De façon un peu
surprenante, la figure dramatique de Pauline Dubuisson semble alimenter la
création littéraire. Après le très romancé « Je vous écris dans le noir »
de Jean-Luc Seigle, c’est Philippe Jaenada qui publie une bibliographie très
documentée de celle qui fut considérée et traitée comme la plus grande femme
criminelle de son temps, au tout début des années cinquante.
C’est par hasard
que l’auteur a croisé son personnage. Au vu de ce qu’il en avait lu, il se
disait que cette femme devait avoir été un monstre et que sa condamnation à la
perpétuité pour le meurtre de son amant à vingt-quatre ans était largement
justifiée.
Mais, au bout d’un
an de recherche acharnée, douze mois durant lesquels il éplucha en détail le
dossier d’instruction, la presse et tout ce qui pouvait se rattacher à ce
drame, sa perception des choses changea.

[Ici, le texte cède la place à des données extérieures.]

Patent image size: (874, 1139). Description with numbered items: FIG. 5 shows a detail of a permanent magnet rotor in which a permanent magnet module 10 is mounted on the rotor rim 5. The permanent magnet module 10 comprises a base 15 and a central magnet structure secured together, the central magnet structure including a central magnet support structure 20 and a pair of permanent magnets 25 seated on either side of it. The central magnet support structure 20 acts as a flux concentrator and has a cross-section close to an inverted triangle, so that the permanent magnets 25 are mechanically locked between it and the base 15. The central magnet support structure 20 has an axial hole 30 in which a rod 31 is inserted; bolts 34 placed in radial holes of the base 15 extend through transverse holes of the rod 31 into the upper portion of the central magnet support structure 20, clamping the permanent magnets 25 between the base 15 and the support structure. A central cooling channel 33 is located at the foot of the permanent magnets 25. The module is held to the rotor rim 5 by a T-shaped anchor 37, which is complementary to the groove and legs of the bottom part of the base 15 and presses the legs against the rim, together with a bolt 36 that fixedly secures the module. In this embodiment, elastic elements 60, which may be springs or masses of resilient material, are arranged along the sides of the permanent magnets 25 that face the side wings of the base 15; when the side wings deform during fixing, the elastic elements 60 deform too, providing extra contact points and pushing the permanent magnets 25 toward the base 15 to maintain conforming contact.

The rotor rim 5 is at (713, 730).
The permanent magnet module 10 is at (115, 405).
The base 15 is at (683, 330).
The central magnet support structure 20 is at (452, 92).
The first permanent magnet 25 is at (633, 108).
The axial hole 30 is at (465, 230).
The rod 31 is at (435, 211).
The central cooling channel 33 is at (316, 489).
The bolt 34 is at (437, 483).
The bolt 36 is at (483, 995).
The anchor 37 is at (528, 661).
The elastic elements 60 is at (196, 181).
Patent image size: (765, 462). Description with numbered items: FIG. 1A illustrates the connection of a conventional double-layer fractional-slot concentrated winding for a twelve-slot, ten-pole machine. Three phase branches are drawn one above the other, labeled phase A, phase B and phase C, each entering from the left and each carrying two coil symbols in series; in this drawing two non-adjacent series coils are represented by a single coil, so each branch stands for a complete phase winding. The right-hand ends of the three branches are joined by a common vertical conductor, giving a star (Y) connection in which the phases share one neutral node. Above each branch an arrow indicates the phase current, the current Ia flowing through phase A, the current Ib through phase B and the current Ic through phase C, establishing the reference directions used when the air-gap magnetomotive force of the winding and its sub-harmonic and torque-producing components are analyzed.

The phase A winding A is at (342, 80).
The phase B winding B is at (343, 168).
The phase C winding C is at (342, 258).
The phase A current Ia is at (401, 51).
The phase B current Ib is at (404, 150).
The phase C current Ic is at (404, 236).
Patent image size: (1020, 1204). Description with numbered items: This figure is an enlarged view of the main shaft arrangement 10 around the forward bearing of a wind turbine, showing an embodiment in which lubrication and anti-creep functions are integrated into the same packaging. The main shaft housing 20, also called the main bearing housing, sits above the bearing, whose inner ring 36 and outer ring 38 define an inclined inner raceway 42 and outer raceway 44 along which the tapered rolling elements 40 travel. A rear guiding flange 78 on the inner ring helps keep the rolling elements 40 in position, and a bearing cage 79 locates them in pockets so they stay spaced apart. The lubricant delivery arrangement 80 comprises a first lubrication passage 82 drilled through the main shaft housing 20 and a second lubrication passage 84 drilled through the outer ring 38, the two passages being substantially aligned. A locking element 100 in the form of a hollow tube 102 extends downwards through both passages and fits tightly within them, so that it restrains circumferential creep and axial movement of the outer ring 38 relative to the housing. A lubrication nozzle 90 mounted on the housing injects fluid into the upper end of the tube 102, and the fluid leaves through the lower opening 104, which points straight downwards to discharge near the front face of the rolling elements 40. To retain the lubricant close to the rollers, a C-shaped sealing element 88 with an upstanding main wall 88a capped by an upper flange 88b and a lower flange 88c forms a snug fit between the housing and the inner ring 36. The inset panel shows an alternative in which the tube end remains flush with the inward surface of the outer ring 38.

Comme il nous l’explique de façon
aussi précise que convaincante, Philippe Jaenada est désormais convaincu que
Pauline Dubuisson fut avant tout la victime du jugement moral de son temps.
Jugée par un jury
composé de sept hommes et d’une seule femme (qui la sauva de la décapitation),
mal défendue par un avocat mystique, vilipendée par des accusateurs d’une
violence et d’une outrance qui allèrent jusqu’à choquer le public venu assister
en masse au procès, chargée comme jamais dans un dossier d’instruction bâclé,
réarrangé et partial, la meurtrière indubitable (bien que très
vraisemblablement totalement involontaire comme le démontre l’auteur) fut avant
tout jugée parce qu’elle refusait de se conformer aux us de son temps.
Pauline était en
effet une femme libre, belle, indépendante, rêvant de devenir médecin. Une
femme élevée à la dure par un père qui voulait en faire le fils qu’il ne
trouvait pas dans sa mâle descendance. Une fille qui comprit très tôt le
pouvoir qu’elle détenait sur les hommes et prit des amants parmi les forces d’occupation
allemande avec lesquelles frayait de façon plus ou moins compromettante son
père. Une femme qui couchait sans être mariée et qui refusait de se conformer
au dogme de l’époque qui voulait qu’une femme ne pût être rien d’autre qu’une
bonne épouse et une mère de famille pendant que le mari adoré bossait pour
faire vivre sa famille.
Jaenada aurait
certainement fait un brillant défendeur de l’accusée. Et comme il est un homme
de lettres à part, au style bien particulier, il ne peut s’empêcher de glisser
de longues et drolatiques digressions où de nombreux épisodes de sa vie
personnelle ou amoureuse, enchâssées dans des séquences de parenthèses dont il
a le secret, surgissent comme de puissants miroirs expliquant les déviances,
défendant le droit de vivre ou de penser autrement, pardonnant à distance ce
que la bonne société refusa délibérément de pardonner à une jeune femme quelque
peu égarée et tourmentée.
La vie de Pauline
Dubuisson fut aussi courte que dramatique, elle qui finit par se suicider à
trente-neuf ans, victime à nouveau d’une presse qui en fit un personnage
hystérique alors qu’elle tentait de trouver sa place comme médecin au Maroc et
qu’elle pensait avoir trouvé le grand amour.
Jaenada signe là
un ouvrage puissant qui, bien que très épais (plus de sept cent pages), se lit
avec passion et compassion, arrachant de nombreux rires et sourires lorsque l’auteur
semble s’égarer – de façon très maîtrisée à vrai dire – dans la contemplation
de sa propre existence quelque peu extraordinaire. Un Must.